The groups filed intervention papers November 9 in a federal court case that would open Surprise Canyon to off-road vehicles — an action that would damage the canyon’s unique character, including waterfalls, towering cottonwoods and lush willows.
The original suit was filed last month by off-road interests who claim that the canyon’s sheer walls and creek bed are a “constructed highway” to which off-roaders have a right-of-way under a repealed, Civil War-era law known as R.S. 2477.
“This is a law that was passed a year after Lincoln was assassinated and repealed 30 years ago, and its dead hand is still haunting the protection of our national parks,” said Ted Zukoski, a Denver staff attorney with Earthjustice. “What they are attempting to do is to undermine protection of this miracle — a river running through the desert.”
Although Utah “has really been the epicenter of this debate,” Zukoski added, ” the California desert is becoming another area where those seeking to undermine protection of wildlife habitat and wildlands are using this ancient law.”
Over the last 30 years, some Western states, counties and off-road vehicle groups have alleged that hiking trails, wash bottoms, streambeds and little-used two-tracks meet the standard for a “constructed highway” under the law.
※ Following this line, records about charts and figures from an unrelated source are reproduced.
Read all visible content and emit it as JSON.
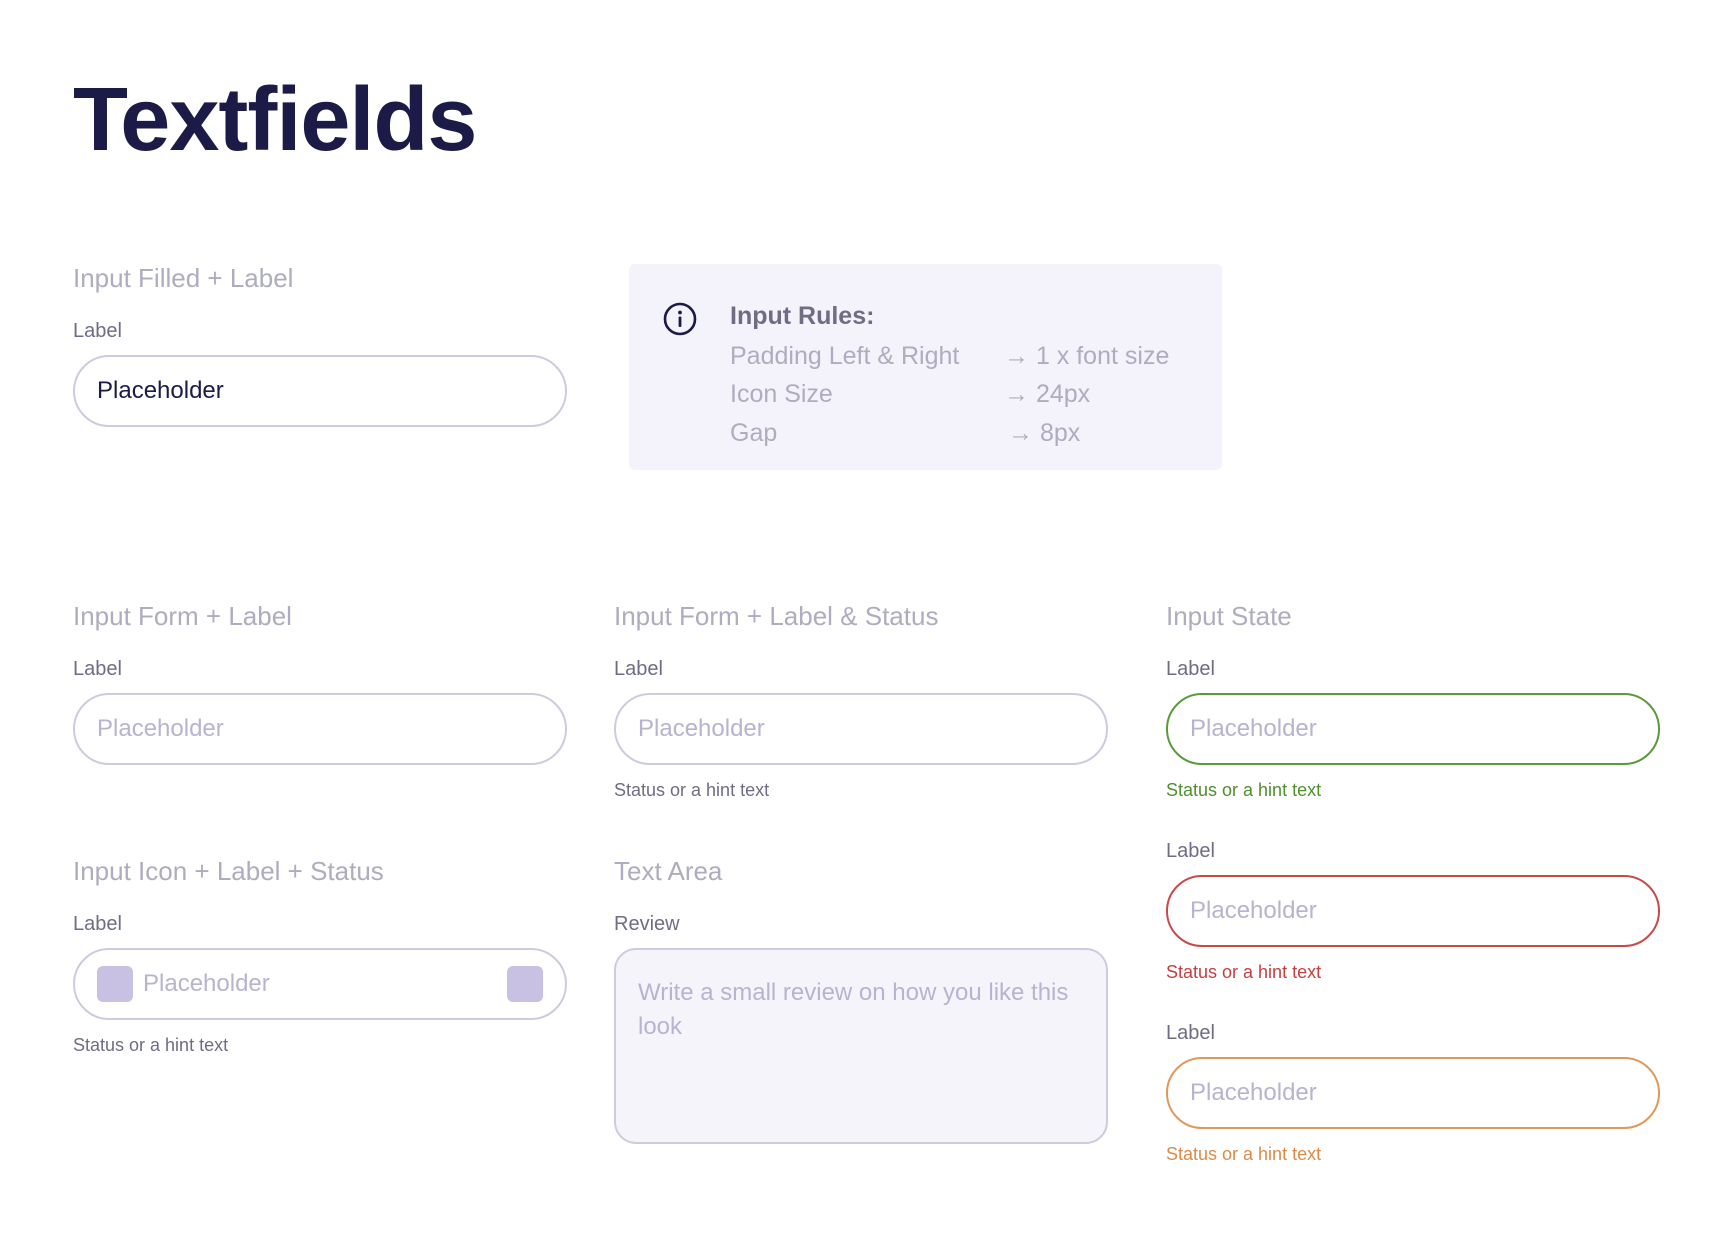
{
  "page": {
    "title": "Textfields"
  },
  "filled": {
    "section_title": "Input Filled + Label",
    "label": "Label",
    "value": "Placeholder"
  },
  "rules": {
    "title": "Input Rules:",
    "items": [
      {
        "name": "Padding Left & Right",
        "value": "→ 1 x font size"
      },
      {
        "name": "Icon Size",
        "value": "→ 24px"
      },
      {
        "name": "Gap",
        "value": "→ 8px"
      }
    ]
  },
  "form": {
    "section_title": "Input Form + Label",
    "label": "Label",
    "placeholder": "Placeholder"
  },
  "form_status": {
    "section_title": "Input Form + Label & Status",
    "label": "Label",
    "placeholder": "Placeholder",
    "hint": "Status or a hint text"
  },
  "state": {
    "section_title": "Input State",
    "success": {
      "label": "Label",
      "placeholder": "Placeholder",
      "hint": "Status or a hint text",
      "color": "#5a9a3a"
    },
    "error": {
      "label": "Label",
      "placeholder": "Placeholder",
      "hint": "Status or a hint text",
      "color": "#c8494a"
    },
    "warning": {
      "label": "Label",
      "placeholder": "Placeholder",
      "hint": "Status or a hint text",
      "color": "#e09858"
    }
  },
  "icon_input": {
    "section_title": "Input Icon + Label + Status",
    "label": "Label",
    "placeholder": "Placeholder",
    "hint": "Status or a hint text",
    "leading_icon": "square-icon",
    "trailing_icon": "square-icon"
  },
  "textarea": {
    "section_title": "Text Area",
    "label": "Review",
    "placeholder": "Write a small review on how you like this look"
  },
  "colors": {
    "title": "#1c1a47",
    "section_title": "#aeadbf",
    "label": "#6f6c86",
    "border": "#cdcbdc",
    "icon_fill": "#c9c1e3",
    "rules_bg": "#f4f3fb"
  }
}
Congress and federal land managers have recognized Surprise Canyon’s incredible values for decades. In the 1980’s the Bureau of Land Management designated the lower portion of the canyon as an “Area of Critical Environmental Concern.” In 1994, Congress added the upper portion of the canyon to Death Valley National Park and designated the area surrounding the canyon as wilderness. In a compromise, Congress left a narrow strip of land through the canyon out of wilderness in order to permit vehicle access to century-old mining claims at the top of the canyon although a major flood had washed out the old dirt road in 1984. No mining has taken place in Surprise Canyon since then.
In the 1990s, highly modified 4-wheel drive vehicles began to scale the canyon. To do this, the drivers cut down plants and trees, filled in portions of the stream bed with rocks and used winches to pull vehicles up near-vertical waterfalls. A number of vehicles overturned when trying to negotiate the waterfalls and other steep terrain, dumping oil and other pollutants into the stream.
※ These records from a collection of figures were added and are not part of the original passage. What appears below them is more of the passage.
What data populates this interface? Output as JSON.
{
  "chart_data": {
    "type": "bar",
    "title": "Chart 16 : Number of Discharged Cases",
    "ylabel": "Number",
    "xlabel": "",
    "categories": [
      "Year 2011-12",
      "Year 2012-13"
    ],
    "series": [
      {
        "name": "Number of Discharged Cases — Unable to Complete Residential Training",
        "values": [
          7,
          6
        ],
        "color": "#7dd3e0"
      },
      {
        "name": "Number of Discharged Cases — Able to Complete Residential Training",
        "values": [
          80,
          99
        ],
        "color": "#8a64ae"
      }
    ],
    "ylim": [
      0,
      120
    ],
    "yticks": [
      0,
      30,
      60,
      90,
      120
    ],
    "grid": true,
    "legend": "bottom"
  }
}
“The BLM should have never allowed this kind of extreme off-road vehicle use in Surprise Canyon to occur,” said Geary Hund of The Wilderness Society. “It pollutes the stream, damages habitat, scares off wildlife and degrades the wilderness.”
In 2000, conservation groups sued the Bureau of Land Management for failing to evaluate the impact of off-road
“Death Valley is a national park-not a playground for off-road vehicles,” said Howard Gross, program manager for the National Parks Conservation Association. “The public shouldn’t be forced to see Surprise Canyon’s tremendous natural values destroyed by a handful of off-road vehicle users, especially when there are so many off-roading opportunities available elsewhere in the Mojave desert.”
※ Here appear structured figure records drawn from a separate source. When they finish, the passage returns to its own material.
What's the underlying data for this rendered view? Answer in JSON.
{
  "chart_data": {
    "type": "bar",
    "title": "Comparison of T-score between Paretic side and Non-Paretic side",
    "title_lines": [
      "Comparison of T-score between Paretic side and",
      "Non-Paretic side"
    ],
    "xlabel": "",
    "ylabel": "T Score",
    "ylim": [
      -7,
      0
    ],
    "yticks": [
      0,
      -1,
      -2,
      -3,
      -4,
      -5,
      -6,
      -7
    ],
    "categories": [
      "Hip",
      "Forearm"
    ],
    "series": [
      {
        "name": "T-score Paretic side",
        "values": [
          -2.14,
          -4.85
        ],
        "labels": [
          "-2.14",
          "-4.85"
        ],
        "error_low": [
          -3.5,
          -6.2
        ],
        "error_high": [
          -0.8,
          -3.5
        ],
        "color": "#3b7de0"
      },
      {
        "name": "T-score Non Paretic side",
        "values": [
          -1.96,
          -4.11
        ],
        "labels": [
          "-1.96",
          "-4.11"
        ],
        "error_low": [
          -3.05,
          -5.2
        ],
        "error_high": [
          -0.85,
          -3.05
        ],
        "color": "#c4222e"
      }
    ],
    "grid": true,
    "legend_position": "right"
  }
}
In 2000, conservation groups sued the Bureau of Land Management for failing to evaluate the impact of off-road vehicle use and other management policies on endangered wildlife. As a result of a 2001 settlement, the BLM closed the route through Surprise Canyon, pending such analysis. The National Park Service closed the upper portion of the Canyon to vehicles in 2002.
Since then, Surprise Canyon has experienced a remarkable recovery. Cottonwoods and willows trees are flourishing and rare species such as desert bighorn sheep are thriving. Endangered birds such as the Inyo California towhee have returned to the canyon after decades of absence.
“Preserving this rare desert stream and the web of life it supports is critical to the recovery of the Inyo California Towhee and the conservation of other imperiled species such as the Panamint Alligator Lizard,” said Chris Kassar, a wildlife biologist with the Center for Biological Diversity. “Allowing off-roaders back into Surprise Canyon will set back recovery by decades by increasing soil erosion and polluting the waters of the creek.”
Because Surprise Canyon is narrow and constrained though much of its length, it is not possible to resume off-road vehicle use without causing substantial adverse impacts to the creek, water resources and other natural resources and to the area’s wilderness character.
“Surprise Canyon is on a path to natural restoration. It was torn up and damaged. Now, it’s thriving with plants and wildlife,” said Tom Budlong of the Sierra Club. “When you visit the canyon you feel like you are again in national park and wilderness, not at an extreme off-roading site. We need to keep it that way.”
Conservation groups joining in the motion are the National Parks Conservation Association, Center for Biological Diversity, Sierra Club, Public Employees for Environmental Responsibility, California Wilderness Coalition and The Wilderness Society.